Elles en discutèrent et éliminèrent les ordinateurs terrestres ; aucun n’avait la capacité ou la complexité requise. Diverses autres solutions furent également jugées insatisfaisantes. Finalement leur sélection des candidats possibles s’était réduite à onze heureux élus : les cerveaux régionaux vivants de Gaïa.
Un bon moment, Cirocco se satisfit d’en rester à cette conclusion. Il semblait possible que l’un des cerveaux, seul ou bien au sein d’une alliance, pût reprendre les fonctions de Gaïa si jamais elle venait à mourir. Chacune des possibilités soulevait certes des myriades de problèmes mais ils demeuraient à tout le moins envisageables. Et Cirocco aimait autant ne pas aller plus loin. Aux yeux de Gaby, ce n’était pas de la couardise, même si à l’époque Cirocco était au pire de ses crises d’alcoolisme. C’était simplement que la deuxième partie du problème semblait insignifiante comparée à la première. Toutes leurs discussions présupposaient la disparition de Gaïa. Seulement la question restait : qui s’y collerait ? Gaby pouvait éliminer ce problème, sachant d’expérience que le monde est rempli de héros stupides, elle la première. Idem pour Cirocco, si on l’y incitait convenablement. À elles deux, elles se débarrasseraient de Gaïa.
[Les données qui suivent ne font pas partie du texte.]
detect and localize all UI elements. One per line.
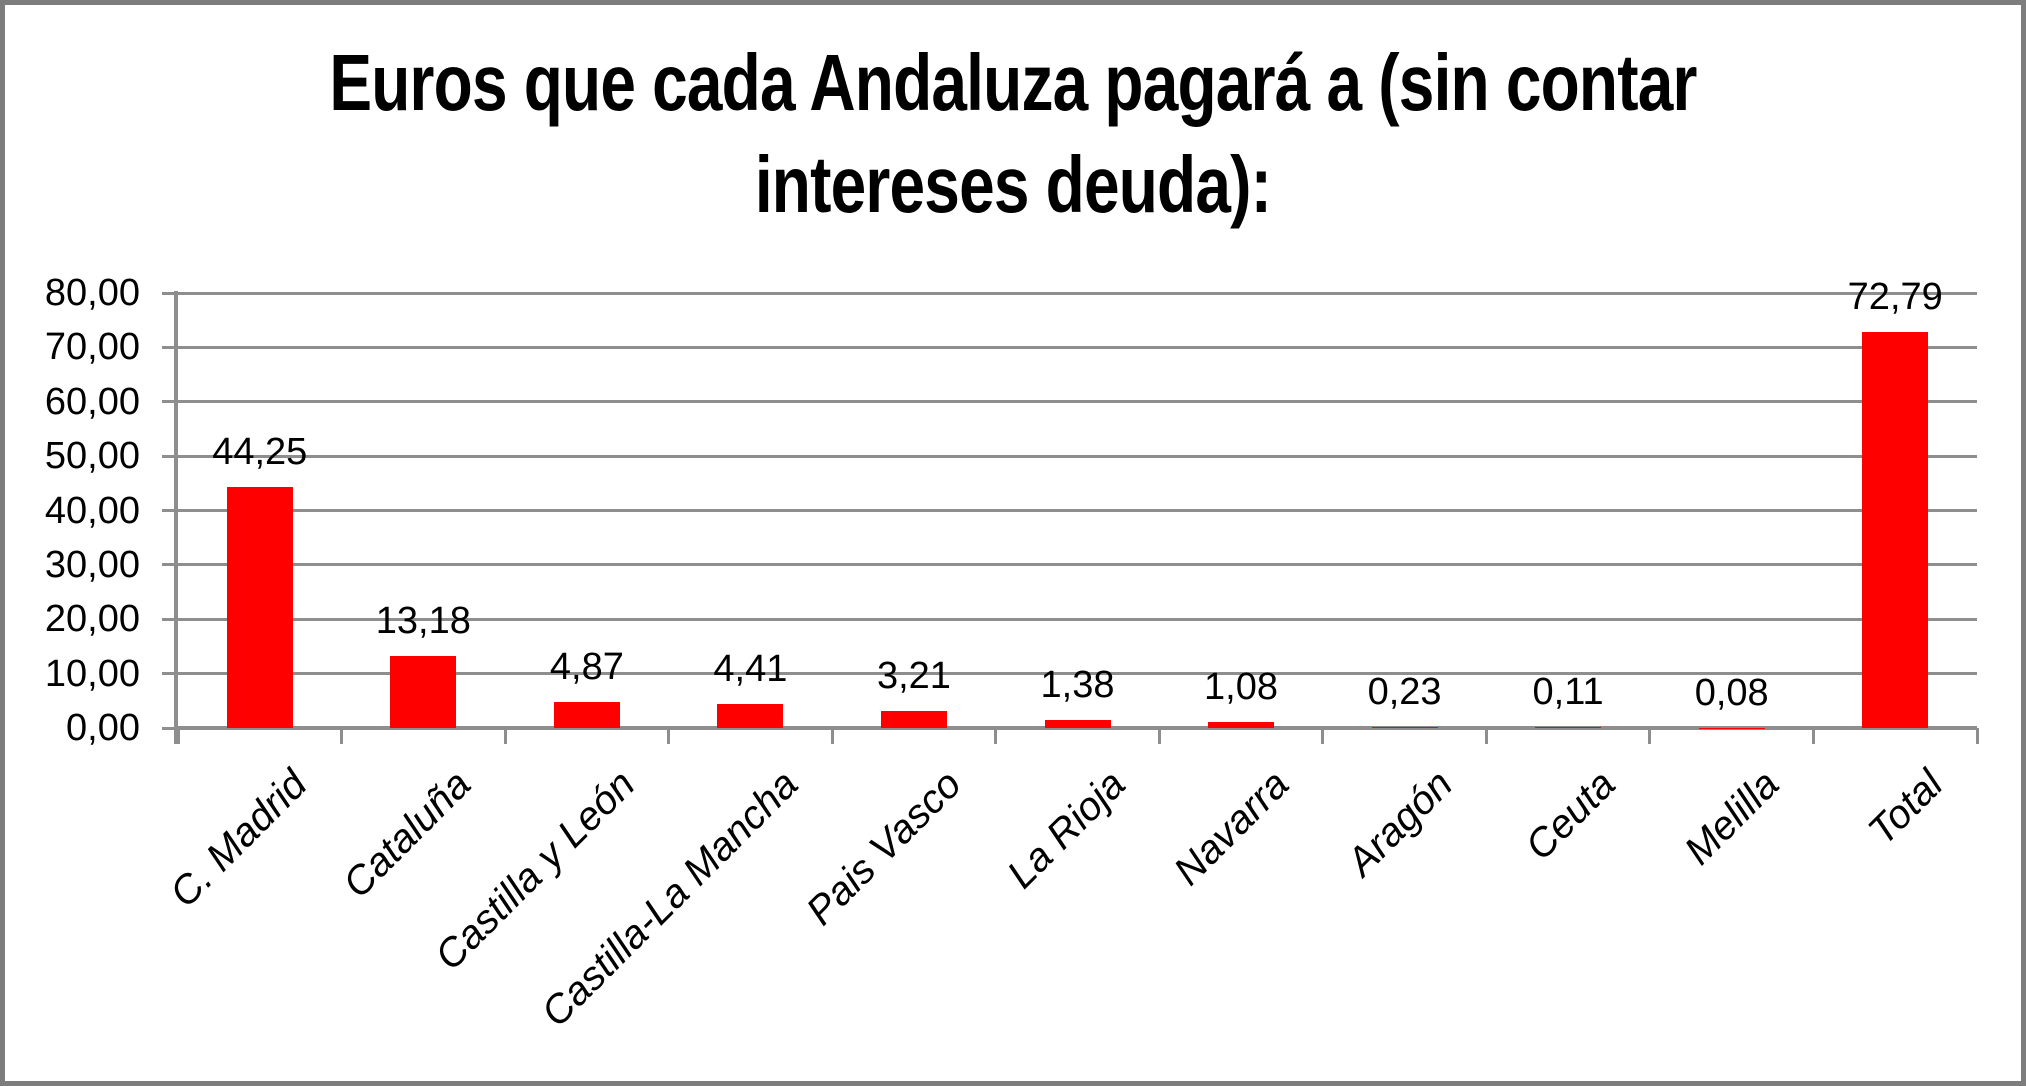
y-axis-tick (162, 563, 178, 567)
x-category-label-total: Total (1859, 762, 1952, 854)
bar-castilla-la-mancha (717, 704, 784, 728)
x-axis-tick (830, 728, 834, 744)
value-label-total: 72,79 (1847, 276, 1943, 319)
y-axis-tick (162, 726, 178, 730)
chart-title-line-2: intereses deuda): (754, 140, 1272, 229)
value-label-cataluna: 13,18 (375, 600, 471, 643)
x-category-label-cataluna: Cataluña (335, 762, 480, 907)
bar-la-rioja (1044, 720, 1111, 728)
gridline (178, 509, 1977, 512)
x-category-label-c-madrid: C. Madrid (162, 762, 316, 916)
x-axis-tick (1321, 728, 1325, 744)
x-axis-tick (176, 728, 180, 744)
x-category-label-melilla: Melilla (1676, 762, 1788, 874)
y-tick-label: 60,00 (44, 380, 140, 423)
y-tick-label: 80,00 (44, 272, 140, 314)
gridline (178, 617, 1977, 621)
x-category-label-la-rioja: La Rioja (998, 762, 1134, 897)
y-axis-tick (162, 454, 178, 458)
y-tick-label: 10,00 (44, 652, 140, 695)
x-axis-tick (1648, 728, 1652, 744)
bar-cataluna (390, 656, 457, 728)
gridline (178, 672, 1977, 676)
value-label-navarra: 1,08 (1204, 666, 1279, 709)
value-label-castilla-y-leon: 4,87 (549, 645, 624, 688)
y-axis-tick (162, 509, 178, 512)
x-axis-tick (994, 728, 998, 744)
gridline (178, 291, 1977, 295)
x-axis-tick (1975, 728, 1979, 744)
y-axis-tick (162, 672, 178, 676)
y-tick-label: 50,00 (44, 435, 140, 478)
value-label-melilla: 0,08 (1694, 671, 1769, 714)
value-label-castilla-la-mancha: 4,41 (713, 648, 788, 691)
bar-total (1862, 332, 1929, 728)
x-category-label-pais-vasco: Pais Vasco (798, 762, 971, 934)
gridline (178, 345, 1977, 349)
y-axis-line (174, 291, 178, 744)
x-category-label-ceuta: Ceuta (1517, 762, 1625, 869)
bar-pais-vasco (880, 710, 947, 728)
x-category-label-navarra: Navarra (1165, 762, 1298, 894)
bar-ceuta (1535, 727, 1602, 728)
chart-title-line-1: Euros que cada Andaluza pagará a (sin co… (329, 38, 1697, 127)
x-axis-tick (1484, 728, 1488, 744)
y-tick-label: 20,00 (44, 598, 140, 641)
bar-castilla-y-leon (553, 701, 620, 728)
value-label-pais-vasco: 3,21 (876, 654, 951, 697)
x-axis-tick (503, 728, 507, 744)
y-tick-label: 70,00 (44, 326, 140, 369)
x-axis-tick (1811, 728, 1815, 744)
value-label-ceuta: 0,11 (1532, 671, 1604, 714)
y-tick-label: 40,00 (44, 489, 140, 532)
x-axis-line (178, 726, 1977, 730)
gridline (178, 454, 1977, 458)
value-label-c-madrid: 44,25 (212, 431, 308, 474)
value-label-la-rioja: 1,38 (1040, 664, 1115, 707)
value-label-aragon: 0,23 (1367, 670, 1442, 713)
x-axis-tick (1157, 728, 1161, 744)
y-axis-tick (162, 291, 178, 295)
bar-aragon (1371, 726, 1438, 728)
y-axis-tick (162, 345, 178, 349)
y-axis-tick (162, 617, 178, 621)
bar-c-madrid (226, 487, 293, 728)
x-category-label-aragon: Aragón (1338, 762, 1461, 885)
bar-navarra (1208, 722, 1275, 728)
x-axis-tick (667, 728, 671, 744)
gridline (178, 400, 1977, 404)
x-axis-tick (340, 728, 344, 744)
gridline (178, 563, 1977, 567)
y-tick-label: 30,00 (44, 543, 140, 586)
y-tick-label: 0,00 (66, 707, 140, 749)
y-axis-tick (162, 400, 178, 404)
chart-title: Euros que cada Andaluza pagará a (sin co… (0, 32, 2026, 236)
Mais alors surgissait la question restée jusqu’à présent pendante : Comment se débarrasse-t-on de Gaïa ?
« Là, j’étais complètement collée, confessa Gaby. Le problème resta donc en suspens durant sept ou huit ans. Rocky était ravie de l’oublier mais moi j’en étais incapable. Tout ce temps, ma conscience ne cessait de me harceler, de me répéter que je devais faire quelque chose. Je ne pensais plus qu’à ça… Je peux bien l’avouer, maintenant que l’heure de la confession est venue : je n’ai jamais cru pouvoir affronter seule la solution finale. J’en savais Rocky capable, à condition qu’elle s’y décide. Si bien que ma tâche fut de trouver le moyen de l’intéresser à agir. Je devais rendre la chose envisageable. J’entrepris donc de lui suggérer une tournée d’inspection. Je dus la travailler plusieurs années durant ; à la fin, c’est tout juste si elle me parlait, tellement j’étais devenue empoisonnante. Mais je jouais sur sa conscience parce qu’elle n’appréciait pas plus que moi les faits que je vous ai relatés. Simplement, elle était plus dure à mettre en branle. Finalement, elle céda.
« Nous nous sommes servies de vous deux. J’ai bien dit que je me confessais, pas vrai ? Disons que nous ne pensions pas vous exposer à plus de danger que si vous étiez restés ici de toute façon. Mais nous nous trompions. Vous auriez été plus en sécurité en allant de votre côté. Parce que Gaïa dut avoir vent de quelque chose ; ou simplement parce qu’elle a décidé de ne plus me laisser agir de mon propre chef. Peut-être ne pouvait-elle plus supporter l’idée de ne pas avoir barre sur quelqu’un. Son unique emprise sur moi était mon besoin de crises de rajeunissement et, croyez-moi si vous voulez, je ripostais en me montrant prête à les refuser si jamais les termes du contrat étaient trop chers. Je crois que j’aurais su me montrer capable de vieillir et de mourir avec élégance. Je ne saurai jamais, mais je n’avais pas peur de la mort comme j’en ai peur maintenant.
« Donc, Rocky s’est mise à dialoguer avec les cerveaux régionaux – sans même aborder le sujet d’une éventuelle révolution. Si vous croyez qu’elle avait dans l’idée d’offrir à l’un d’eux sur un plateau la charge divine, vous vous gourez complètement. Elle les testait, cherchant à déceler leurs haines rentrées. Nous en avions pratiquement éliminé la moitié dès avant de commencer, mais on s’est dit qu’autant valait les voir tous.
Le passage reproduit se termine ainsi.